The array a was generated by this Haskell program:

import System.Process
import Data.List

f :: Integer -> Integer -> IO Integer
f x y = fmap read $ readProcess "/usr/bin/java" ["A", show x, show y] ""

g :: [[Integer]] -> [String]
g xss = map (\xs -> "new real[]{" ++ intercalate "," (map show xs) ++ "},") xss

main = do
  let n = 20
  xs <- mapM (\x -> mapM (\y -> f x y) [0..n]) [0..n]
  putStrLn $ unlines $ g xs

Answer 1

The time it takes for removeAll to work depends on what kind of collection you pass. When you look at the implementation of removeAll:

public boolean removeAll(Collection<?> c) {
    boolean modified = false;

    if (size() > c.size()) {
        for (Iterator<?> i = c.iterator(); i.hasNext(); )
            modified |= remove(i.next());
    } else {
        for (Iterator<?> i = iterator(); i.hasNext(); ) {
            if (c.contains(i.next())) {
                i.remove();
                modified = true;
            }
        }
    }
    return modified;
}

one can see that when the HashSet and the collection have the same size, it iterates over the HashSet and calls c.contains for each element. Since you are using a LinkedList as the argument, this is an O(n) operation for each element. Since it needs to do this for each of the n elements being removed, the result is an O(n²) operation.

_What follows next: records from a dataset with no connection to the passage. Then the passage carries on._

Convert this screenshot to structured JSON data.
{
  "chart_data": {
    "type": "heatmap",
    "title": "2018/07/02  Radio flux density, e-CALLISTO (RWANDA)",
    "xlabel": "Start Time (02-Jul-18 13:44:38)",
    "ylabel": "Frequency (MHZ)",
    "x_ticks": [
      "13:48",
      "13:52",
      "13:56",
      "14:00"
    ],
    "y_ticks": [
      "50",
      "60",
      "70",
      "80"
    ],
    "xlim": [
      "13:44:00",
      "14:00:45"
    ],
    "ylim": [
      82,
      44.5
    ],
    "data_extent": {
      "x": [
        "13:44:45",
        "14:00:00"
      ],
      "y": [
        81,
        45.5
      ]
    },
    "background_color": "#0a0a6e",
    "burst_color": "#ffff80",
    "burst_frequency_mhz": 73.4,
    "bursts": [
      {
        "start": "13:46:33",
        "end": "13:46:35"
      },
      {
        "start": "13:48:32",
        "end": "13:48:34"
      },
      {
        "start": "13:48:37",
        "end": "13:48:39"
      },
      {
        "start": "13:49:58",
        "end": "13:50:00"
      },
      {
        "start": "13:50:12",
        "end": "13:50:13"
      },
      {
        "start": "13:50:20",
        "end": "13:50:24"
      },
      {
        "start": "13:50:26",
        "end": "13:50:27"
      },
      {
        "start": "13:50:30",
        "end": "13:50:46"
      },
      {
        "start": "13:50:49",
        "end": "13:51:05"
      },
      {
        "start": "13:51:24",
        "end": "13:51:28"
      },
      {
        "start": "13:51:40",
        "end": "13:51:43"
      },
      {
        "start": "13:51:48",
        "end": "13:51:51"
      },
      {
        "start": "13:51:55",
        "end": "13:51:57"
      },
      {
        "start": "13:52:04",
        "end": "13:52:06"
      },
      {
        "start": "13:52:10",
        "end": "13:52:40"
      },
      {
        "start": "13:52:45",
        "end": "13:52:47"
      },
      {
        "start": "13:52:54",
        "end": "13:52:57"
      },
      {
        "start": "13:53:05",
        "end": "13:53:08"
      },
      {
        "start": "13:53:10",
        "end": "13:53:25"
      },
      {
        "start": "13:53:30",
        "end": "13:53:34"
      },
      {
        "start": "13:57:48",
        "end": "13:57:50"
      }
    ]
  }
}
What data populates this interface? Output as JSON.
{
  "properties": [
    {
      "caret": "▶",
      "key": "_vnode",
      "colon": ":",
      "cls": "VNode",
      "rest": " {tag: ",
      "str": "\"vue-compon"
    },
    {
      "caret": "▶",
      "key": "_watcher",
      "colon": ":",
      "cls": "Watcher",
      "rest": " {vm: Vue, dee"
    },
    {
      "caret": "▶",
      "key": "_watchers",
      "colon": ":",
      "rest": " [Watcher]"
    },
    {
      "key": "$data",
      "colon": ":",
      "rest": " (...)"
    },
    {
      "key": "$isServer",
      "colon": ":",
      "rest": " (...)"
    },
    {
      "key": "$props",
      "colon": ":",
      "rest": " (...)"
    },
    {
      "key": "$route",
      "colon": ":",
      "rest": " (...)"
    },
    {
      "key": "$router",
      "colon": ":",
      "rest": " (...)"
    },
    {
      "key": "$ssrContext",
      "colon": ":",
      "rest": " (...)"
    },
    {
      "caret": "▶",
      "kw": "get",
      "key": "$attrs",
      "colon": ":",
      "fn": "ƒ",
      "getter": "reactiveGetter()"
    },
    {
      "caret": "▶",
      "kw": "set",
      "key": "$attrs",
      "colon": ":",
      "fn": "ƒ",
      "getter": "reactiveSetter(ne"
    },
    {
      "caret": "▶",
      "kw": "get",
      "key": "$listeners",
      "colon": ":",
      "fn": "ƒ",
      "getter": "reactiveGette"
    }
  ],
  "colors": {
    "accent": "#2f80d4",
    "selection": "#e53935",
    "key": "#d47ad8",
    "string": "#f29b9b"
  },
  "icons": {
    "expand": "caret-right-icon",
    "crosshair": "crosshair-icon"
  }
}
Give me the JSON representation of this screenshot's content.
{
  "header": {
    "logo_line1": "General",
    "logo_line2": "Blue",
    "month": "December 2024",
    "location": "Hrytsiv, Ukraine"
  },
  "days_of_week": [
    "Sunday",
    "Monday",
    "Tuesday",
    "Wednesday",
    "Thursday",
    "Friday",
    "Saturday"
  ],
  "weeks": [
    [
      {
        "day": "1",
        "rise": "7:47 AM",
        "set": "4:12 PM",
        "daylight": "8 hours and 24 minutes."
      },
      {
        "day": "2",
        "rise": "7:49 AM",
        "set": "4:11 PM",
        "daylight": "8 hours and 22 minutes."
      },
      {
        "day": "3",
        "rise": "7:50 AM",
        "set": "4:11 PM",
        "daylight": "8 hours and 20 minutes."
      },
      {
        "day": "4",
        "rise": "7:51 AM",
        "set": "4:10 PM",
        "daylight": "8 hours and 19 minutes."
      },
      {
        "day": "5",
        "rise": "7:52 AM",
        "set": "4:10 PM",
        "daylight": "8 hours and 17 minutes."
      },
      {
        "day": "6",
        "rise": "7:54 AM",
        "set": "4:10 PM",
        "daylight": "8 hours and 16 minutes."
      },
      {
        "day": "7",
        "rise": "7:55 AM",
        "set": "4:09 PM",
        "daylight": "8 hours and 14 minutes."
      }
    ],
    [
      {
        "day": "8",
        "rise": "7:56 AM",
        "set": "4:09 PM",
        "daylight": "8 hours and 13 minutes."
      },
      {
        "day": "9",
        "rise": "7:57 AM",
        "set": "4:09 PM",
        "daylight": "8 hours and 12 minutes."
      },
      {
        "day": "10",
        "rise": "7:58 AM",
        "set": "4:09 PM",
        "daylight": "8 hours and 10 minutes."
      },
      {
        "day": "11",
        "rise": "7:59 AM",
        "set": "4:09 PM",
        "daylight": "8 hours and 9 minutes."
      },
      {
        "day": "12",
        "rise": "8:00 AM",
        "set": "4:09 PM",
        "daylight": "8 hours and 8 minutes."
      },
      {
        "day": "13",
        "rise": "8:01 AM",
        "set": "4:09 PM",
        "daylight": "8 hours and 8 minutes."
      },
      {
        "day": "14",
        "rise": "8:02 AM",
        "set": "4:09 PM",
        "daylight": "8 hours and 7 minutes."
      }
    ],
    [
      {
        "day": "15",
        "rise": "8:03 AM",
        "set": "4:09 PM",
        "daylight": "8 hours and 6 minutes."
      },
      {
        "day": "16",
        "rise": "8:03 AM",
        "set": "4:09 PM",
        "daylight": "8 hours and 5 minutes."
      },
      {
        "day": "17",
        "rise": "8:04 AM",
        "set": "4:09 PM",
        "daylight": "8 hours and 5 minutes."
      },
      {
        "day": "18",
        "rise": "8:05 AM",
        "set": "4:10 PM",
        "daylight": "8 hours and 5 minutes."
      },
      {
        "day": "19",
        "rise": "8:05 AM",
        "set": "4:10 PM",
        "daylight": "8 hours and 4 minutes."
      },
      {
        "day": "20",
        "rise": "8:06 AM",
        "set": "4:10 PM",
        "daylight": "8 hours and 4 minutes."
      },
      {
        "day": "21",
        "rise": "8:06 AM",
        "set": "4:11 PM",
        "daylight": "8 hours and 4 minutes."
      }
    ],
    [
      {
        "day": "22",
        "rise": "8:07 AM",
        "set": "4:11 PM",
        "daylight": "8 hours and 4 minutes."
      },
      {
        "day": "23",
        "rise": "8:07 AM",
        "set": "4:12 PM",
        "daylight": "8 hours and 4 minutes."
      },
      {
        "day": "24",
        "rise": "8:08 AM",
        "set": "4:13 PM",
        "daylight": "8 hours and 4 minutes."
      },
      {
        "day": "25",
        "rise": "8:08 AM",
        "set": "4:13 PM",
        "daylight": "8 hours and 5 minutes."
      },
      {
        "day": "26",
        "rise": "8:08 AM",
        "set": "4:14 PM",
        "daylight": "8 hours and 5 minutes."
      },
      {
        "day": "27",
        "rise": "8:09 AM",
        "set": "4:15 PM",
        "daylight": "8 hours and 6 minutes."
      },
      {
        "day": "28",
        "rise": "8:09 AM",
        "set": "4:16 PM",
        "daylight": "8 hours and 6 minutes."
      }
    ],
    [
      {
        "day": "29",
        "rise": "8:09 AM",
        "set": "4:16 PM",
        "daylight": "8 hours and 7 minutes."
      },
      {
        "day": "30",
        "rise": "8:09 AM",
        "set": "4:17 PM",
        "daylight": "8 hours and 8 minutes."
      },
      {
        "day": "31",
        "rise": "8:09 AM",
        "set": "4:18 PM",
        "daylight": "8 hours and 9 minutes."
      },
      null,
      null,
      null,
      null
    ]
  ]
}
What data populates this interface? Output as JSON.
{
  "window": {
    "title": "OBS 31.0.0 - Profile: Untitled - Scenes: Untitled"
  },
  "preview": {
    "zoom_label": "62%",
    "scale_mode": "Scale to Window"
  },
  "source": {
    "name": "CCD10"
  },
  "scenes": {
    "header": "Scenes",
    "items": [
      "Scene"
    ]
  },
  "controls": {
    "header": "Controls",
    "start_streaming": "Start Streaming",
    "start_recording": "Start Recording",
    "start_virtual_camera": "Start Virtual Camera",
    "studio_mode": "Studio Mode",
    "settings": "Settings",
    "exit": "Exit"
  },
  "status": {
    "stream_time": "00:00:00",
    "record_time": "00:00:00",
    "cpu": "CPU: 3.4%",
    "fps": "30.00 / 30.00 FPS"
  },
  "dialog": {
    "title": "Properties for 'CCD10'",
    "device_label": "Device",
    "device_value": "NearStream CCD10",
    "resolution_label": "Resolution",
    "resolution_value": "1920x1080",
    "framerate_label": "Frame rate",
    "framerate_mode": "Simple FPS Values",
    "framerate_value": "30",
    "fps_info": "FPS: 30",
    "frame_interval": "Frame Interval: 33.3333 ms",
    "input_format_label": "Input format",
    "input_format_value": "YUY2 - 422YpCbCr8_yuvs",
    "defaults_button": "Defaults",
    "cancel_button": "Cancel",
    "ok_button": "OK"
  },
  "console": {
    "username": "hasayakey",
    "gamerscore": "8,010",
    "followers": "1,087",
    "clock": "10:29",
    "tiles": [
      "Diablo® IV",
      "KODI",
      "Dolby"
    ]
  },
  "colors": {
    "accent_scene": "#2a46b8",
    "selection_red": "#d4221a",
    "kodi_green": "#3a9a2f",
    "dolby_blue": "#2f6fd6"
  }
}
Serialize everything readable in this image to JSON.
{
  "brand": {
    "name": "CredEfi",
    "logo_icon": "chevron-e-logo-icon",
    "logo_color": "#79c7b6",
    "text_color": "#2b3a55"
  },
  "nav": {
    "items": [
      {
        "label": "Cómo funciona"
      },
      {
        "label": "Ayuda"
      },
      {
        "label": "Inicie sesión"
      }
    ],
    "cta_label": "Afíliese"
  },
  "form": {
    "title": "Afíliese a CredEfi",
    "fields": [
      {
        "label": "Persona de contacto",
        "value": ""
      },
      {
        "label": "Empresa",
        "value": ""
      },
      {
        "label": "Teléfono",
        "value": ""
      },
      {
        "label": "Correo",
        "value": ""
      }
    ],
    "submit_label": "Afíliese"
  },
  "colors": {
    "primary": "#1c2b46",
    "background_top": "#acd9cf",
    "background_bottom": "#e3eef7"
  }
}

If you replace the LinkedList with a collection that offers a more efficient implementation of contains, then the performance of removeAll should improve accordingly. If you make the HashSet larger than the collection, performance should also improve dramatically, since it will then iterate over the collection.